Categoría: Israel

Fuente: Haaretz    (7-07-2019)

Editorial

Resultado de imagen para The Nakba Isnâ??t Going AwayEl establecimiento del Estado de Israel implicó la destrucción de la sociedad palestina que existió aquí hasta 1948. Cientos de miles de palestinos se convirtieron en refugiados, sus aldeas fueron destruidas y sus tierras fueron confiscadas, y los judíos se establecieron en ella.

Estos eventos, llamados Nakba (Catástrofe) desde entonces, y que alimentaron el fuego del conflicto, son un gran tabú en la conciencia israelí.

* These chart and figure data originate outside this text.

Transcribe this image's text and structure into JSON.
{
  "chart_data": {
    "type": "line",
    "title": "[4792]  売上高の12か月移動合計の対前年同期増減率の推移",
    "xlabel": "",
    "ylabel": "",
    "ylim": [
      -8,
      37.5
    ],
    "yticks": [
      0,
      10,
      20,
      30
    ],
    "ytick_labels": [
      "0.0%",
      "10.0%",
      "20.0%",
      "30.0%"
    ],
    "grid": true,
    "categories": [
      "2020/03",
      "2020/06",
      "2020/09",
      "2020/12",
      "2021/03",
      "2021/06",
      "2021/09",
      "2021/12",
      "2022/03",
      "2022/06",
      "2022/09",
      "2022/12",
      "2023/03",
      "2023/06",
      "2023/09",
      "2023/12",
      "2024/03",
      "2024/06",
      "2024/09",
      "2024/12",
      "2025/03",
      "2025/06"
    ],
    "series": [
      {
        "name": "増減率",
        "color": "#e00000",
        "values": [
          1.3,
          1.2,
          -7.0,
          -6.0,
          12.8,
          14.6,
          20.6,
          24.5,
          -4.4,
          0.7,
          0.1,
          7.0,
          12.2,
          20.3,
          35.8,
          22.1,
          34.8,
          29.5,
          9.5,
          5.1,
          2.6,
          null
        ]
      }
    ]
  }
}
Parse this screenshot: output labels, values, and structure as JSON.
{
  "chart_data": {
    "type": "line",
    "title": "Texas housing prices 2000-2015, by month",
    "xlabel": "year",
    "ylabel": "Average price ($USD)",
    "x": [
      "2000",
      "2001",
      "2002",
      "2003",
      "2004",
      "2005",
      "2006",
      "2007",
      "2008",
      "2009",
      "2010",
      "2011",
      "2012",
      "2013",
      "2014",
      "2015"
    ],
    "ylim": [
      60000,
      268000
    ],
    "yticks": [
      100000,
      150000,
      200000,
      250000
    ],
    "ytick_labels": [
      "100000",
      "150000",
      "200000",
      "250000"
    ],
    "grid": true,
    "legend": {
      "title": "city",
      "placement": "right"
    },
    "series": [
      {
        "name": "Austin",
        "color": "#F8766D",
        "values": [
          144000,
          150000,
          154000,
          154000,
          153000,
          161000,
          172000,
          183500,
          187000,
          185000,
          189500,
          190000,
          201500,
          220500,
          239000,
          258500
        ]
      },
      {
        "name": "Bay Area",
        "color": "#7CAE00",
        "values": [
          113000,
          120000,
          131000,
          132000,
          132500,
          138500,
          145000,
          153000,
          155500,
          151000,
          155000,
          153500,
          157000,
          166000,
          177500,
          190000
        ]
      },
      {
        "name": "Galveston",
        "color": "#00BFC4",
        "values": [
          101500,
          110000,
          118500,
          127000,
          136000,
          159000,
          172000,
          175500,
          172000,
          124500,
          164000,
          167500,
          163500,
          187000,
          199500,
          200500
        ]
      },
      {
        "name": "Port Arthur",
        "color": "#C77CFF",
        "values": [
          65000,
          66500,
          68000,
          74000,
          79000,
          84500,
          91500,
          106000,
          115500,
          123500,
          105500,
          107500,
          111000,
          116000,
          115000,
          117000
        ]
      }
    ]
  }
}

No se los enseña en las escuelas, solo unos pocos historiadores los estudian, y su mención en los medios de comunicación desencadena inmediatamente los esfuerzos para silenciarlos con el argumento de que “los árabes rechazaron el plan de partición y provocaron su propia destrucción”. La descripción de los crímenes de guerra cometidos por soldados israelíes en 1948 (expulsión, saqueo, asesinato y violación) son rechazados, y la publicación de información sobre ellos se considera que socava la justeza del proyecto nacional.

Pero el estado no es suficiente para lidiar con la insensibilidad común en la sociedad israelí hacia los eventos de 1948. Más bien, se esfuerza por ocultar la evidencia de la Nakba. El informe de investigación de Agar Shezaf en Haaretz durante el fin de semana ha revelado acciones del departamento de seguridad del Ministerio de Defensa, conocido por su acrónimo Malmab, que lleva más de una década ocultando documentos y testimonios sobre crímenes de guerra en 1948 en archivos públicos y privados, incluso en los casos en que la información ya haya sido publicada.

Malmab, cuya autoridad para censurar el pasado es dudosa y controvertida, ignora la oposición de los historiadores y directores de archivo que apoyan la exposición de los acontecimientos del pasado a medida que ocurrían. El objetivo de ocultarlos es difuminar la evidencia y fortalecer la mendaz narrativa israelí de que "los árabes huyeron por su propia voluntad, alentados por sus líderes".

Este es el Malmab que ocultó un documento detallado que describe el abandono de las ciudades y aldeas palestinas hasta junio de 1948 y mostró que la mayoría de los palestinos se fueron debido a las acciones militares judías. Y eso fue incluso antes de las grandes expulsiones de Ramle, Lod, Galilea central y el norte de Negev en los meses posteriores a la guerra. El hecho de que el documento ya había sido publicado no disuadió a los falsificadores de la historia del Ministerio de Defensa, que creen tontamente que la documentación ausente, la Nakba será olvidada. Malmab está trabajando en el espíritu de la consigna fascista de la derecha israelí de que "la Nakba es una basura".

Israel a la edad de 71 años es lo suficientemente fuerte como para abordar las fallas morales de su pasado. La Nakba no se va. Todavía está allí en el paisaje, en las hileras de cactus pera de las aldeas abandonadas, en las muchas casas arqueadas de Jaffa y Haifa, y en la memoria de la comunidad palestina en Israel,  en los territorios y al otro lado de la frontera.

En lugar de censurar y ocultar cosas, se debe estudiar y enseñar la historia del establecimiento del Estado de Israel y la sociedad palestina que fue desarraigada. Deben colocarse carteles de conmemoración en los sitios de aldeas destruidas, y deben enfrentarse los dilemas morales que han acompañado a Israel desde 1948. Tal reconocimiento no resolverá el conflicto, pero colocará el diálogo entre judíos y palestinos en Israel sobre una base de verdad en lugar de mentiras, vergüenza y ocultamiento.